Practicality Of course the sample size you select must make sense. This is where the trade-offs usually occur. We want to take enough observations to obtain reasonably precise estimates of the parameters of interest but we also want to do this within a practical resource budget. The important thing is to quantify the risks associated with the chosen sample size.
Sample size determination In summary, the steps involved in estimating a sample size are:
  1. There must be a statement about what is expected of the sample. We must determine what is it we are trying to estimate, how precise we want the estimate to be, and what are we going to do with the estimate once we have it. This should easily be derived from the goals.
  2. We must find some equation that connects the desired precision of the estimate with the sample size. This is a probability statement. A couple are given below; see your statistician if these are not appropriate for your situation.
  3. This equation may contain unknown properties of the population such as the mean or variance. This is where prior information can help.
  4. If you are stratifying the population in order to reduce variation, sample size determination must be performed for each stratum.
  5. The final sample size should be scrutinized for practicality. If it is unacceptable, the only way to reduce it is to accept less precision in the sample estimate.
Sampling proportions When we are sampling proportions we start with a probability statement about the desired precision. This is given by:

\( Pr(|\hat{p} - P| \ge \delta) = \alpha \)
where
  • \(\hat{p}\) is the estimated proportion
  • P is the unknown population parameter
  • δ is the specified precision of the estimate
  • α is the probability value (usually low)
This equation simply shows that we want the probability that the precision of our estimate being less than we want is α. Of course we like to set α low, usually .1 or less. Using some assumptions about the proportion being approximately normally distributed we can obtain an estimate of the required sample size as:

\( n = z_{\alpha}^{2}(\frac{pq}{\delta^2}) \)
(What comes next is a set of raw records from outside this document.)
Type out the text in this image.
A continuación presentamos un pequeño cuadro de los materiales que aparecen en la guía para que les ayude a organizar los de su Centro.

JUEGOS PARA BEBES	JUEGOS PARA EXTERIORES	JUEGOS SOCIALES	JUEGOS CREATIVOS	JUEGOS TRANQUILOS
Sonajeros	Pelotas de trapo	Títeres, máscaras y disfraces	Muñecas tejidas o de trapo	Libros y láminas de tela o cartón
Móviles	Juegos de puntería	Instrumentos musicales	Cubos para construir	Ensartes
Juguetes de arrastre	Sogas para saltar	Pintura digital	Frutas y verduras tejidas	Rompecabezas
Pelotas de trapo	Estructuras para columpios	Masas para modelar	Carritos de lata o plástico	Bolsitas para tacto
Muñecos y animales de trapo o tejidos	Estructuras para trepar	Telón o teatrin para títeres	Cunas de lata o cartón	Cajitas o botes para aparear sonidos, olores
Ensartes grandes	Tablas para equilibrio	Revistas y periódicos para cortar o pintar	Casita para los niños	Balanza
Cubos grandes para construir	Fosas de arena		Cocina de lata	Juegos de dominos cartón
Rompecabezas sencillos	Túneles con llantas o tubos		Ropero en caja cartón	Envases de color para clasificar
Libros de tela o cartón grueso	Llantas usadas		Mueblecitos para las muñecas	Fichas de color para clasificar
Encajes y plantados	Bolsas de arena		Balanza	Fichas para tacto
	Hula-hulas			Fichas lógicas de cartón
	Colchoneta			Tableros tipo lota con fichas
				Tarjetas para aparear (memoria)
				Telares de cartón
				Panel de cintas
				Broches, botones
where z is the ordinate on the Normal curve corresponding to α.

Example Let's say we have a new process we want to try. We plan to run the new process and sample the output for yield (good/bad). Our current process has been yielding 65% (p=.65, q=.35). We decide that we want the estimate of the new process yield to be accurate to within δ = .10 at 95% confidence (α = .05, zα = -2). Using the formula above we get a sample size estimate of n=91. Thus, if we draw 91 random parts from the output of the new process and estimate the yield, then we are 95% sure the yield estimate is within .10 of the true process yield.
Estimating location: relative error If we are sampling continuous normally distributed variables, quite often we are concerned about the relative error of our estimates rather than the absolute error. The probability statement connecting the desired precision to the sample size is given by:

\( Pr\left( \left\|\frac{\hat{y} - \mu}{\mu}\right\| \ge \delta) \right) = \alpha \)

where μ is the (unknown) population mean and \(\bar{y}\) is the sample mean.

Again, using the normality assumptions we obtain the estimated sample size to be:

\( n \approx \frac{z_{\alpha}^{2}\sigma^{2}}{\delta^{2}\mu^{2}} \)

with σ2 denoting the population variance.

Estimating location: absolute error If instead of relative error, we wish to use absolute error, the equation for sample size looks alot like the one for the case of proportions:

\( n \approx z_{\alpha}^{2}\left( \frac{\sigma^{2}}{\delta^{2}} \right) \)

where σ is the population standard deviation (but in practice is usually replaced by an engineering guesstimate).

Example Suppose we want to sample a stable process that deposits a 500 Angstrom film on a semiconductor wafer in order to determine the process mean so that we can set up a control chart on the process. We want to estimate the mean within 10 Angstroms (δ = 10) of the true mean with 95% confidence (α = .05, zα = -2). Our initial guess regarding the variation in the process is that one standard deviation is about 20 Angstroms. This gives a sample size estimate of n = 16. Thus, if we take at least 16 samples from this process and estimate the mean film thickness, we can be 95% sure that the estimate is within 10 angstroms of the true mean value.